Interpretive Summary: Apple maggot fly is an important quarantine pest of apples in the Pacific Northwest. Accurate identification of apple maggot fly is essential in protecting the apple industry because it is the basis for quarantine and control measures. However, the presence of the almost identical snowberry maggot fly, which does not attack apples, makes quarantine decisions and control efforts difficult. Personnel at the Yakima Agricultural Research Laboratory in Wapato, WA, are determining if surstylus and aculeus shape can be used to improve discrimination of the two species of flies compared with older methods for discrimination. We found that surstylus shape discriminates males of the two species with 99.8% accuracy and that aculeus shape discriminates females of the species with 85.3% accuracy, improvements over use of older criteria. The results are important because they indicate that surstylus shape analysis can reduce errors in identifications which can lead to unnecessary control measures or increased threats of flies invading apple orchards.
Technical Abstract: Rhagoletis pomonella (Walsh) and Rhagoletis zephyria Snow both occur in the Pacific Northwest of the U. S. and are frequently confused with one another due to their morphological similarity. The apple maggot, R. pomonella, is a threat to commercial apples in the Pacific Northwest, whereas R. zephyria attacks snowberry and is not a threat. Configuration of the surstyli in males is used to discriminate between species, but this character shows overlap. In this study, we reexamined surstyli configurations in the two species. We then used geometric morphometrics to test the hypotheses that shapes of surstyli and aculei of the two species differ and that combining aculeus shape and size measures can improve discrimination. We found that all R. pomonella had a nearly parallel surstyli configuration, whereas R. zephyria included specimens having either parallel or divergent configurations. Using canonical variates analysis, multivariate analysis of variance, and an assignments test, we found that surstylus shape classified 99.8% of males correctly to species.
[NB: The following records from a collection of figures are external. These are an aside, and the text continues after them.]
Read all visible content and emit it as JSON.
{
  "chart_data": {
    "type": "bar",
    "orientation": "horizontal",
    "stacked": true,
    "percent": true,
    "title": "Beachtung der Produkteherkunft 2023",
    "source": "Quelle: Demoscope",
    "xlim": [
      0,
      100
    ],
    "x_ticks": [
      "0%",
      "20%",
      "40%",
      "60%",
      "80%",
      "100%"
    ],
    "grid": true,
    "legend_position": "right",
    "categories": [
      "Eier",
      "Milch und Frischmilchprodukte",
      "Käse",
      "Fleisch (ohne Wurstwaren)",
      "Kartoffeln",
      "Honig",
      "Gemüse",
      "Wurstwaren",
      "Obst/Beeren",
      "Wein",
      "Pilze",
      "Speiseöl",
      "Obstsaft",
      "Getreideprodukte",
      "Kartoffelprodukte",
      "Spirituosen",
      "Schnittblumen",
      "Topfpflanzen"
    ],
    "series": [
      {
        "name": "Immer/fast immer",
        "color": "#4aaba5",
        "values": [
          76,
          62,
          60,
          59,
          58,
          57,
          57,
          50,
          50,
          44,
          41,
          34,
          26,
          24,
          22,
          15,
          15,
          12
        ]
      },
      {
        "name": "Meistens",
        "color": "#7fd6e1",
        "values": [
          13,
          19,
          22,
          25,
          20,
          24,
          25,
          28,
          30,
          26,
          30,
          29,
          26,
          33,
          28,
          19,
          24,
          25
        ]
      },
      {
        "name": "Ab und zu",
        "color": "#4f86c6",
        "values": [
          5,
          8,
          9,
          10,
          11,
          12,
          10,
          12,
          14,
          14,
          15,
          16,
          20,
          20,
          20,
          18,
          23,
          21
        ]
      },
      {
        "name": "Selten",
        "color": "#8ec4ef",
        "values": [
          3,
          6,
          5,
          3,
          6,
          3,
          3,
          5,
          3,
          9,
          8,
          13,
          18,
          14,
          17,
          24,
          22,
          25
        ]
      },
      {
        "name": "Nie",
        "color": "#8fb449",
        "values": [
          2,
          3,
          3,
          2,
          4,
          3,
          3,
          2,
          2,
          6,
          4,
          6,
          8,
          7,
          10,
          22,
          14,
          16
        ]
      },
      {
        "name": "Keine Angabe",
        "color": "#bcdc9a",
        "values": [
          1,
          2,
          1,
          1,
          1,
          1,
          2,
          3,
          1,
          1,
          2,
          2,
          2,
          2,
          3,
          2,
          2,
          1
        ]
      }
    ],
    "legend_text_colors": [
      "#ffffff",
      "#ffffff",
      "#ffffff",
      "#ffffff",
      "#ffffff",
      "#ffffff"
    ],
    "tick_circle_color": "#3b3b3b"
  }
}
Aculeus shape accurately classified 85.3% of females to species. Combining aculeus shape and length increased classification accuracy to 94.5%. Within species, surstylus and aculeus shape did not discriminate among fly populations from different host fruit and/or collection sites. Use of surstylus shape would benefit regulatory agencies that depend on accurate identifications of R. pomonella for quarantine and management measures.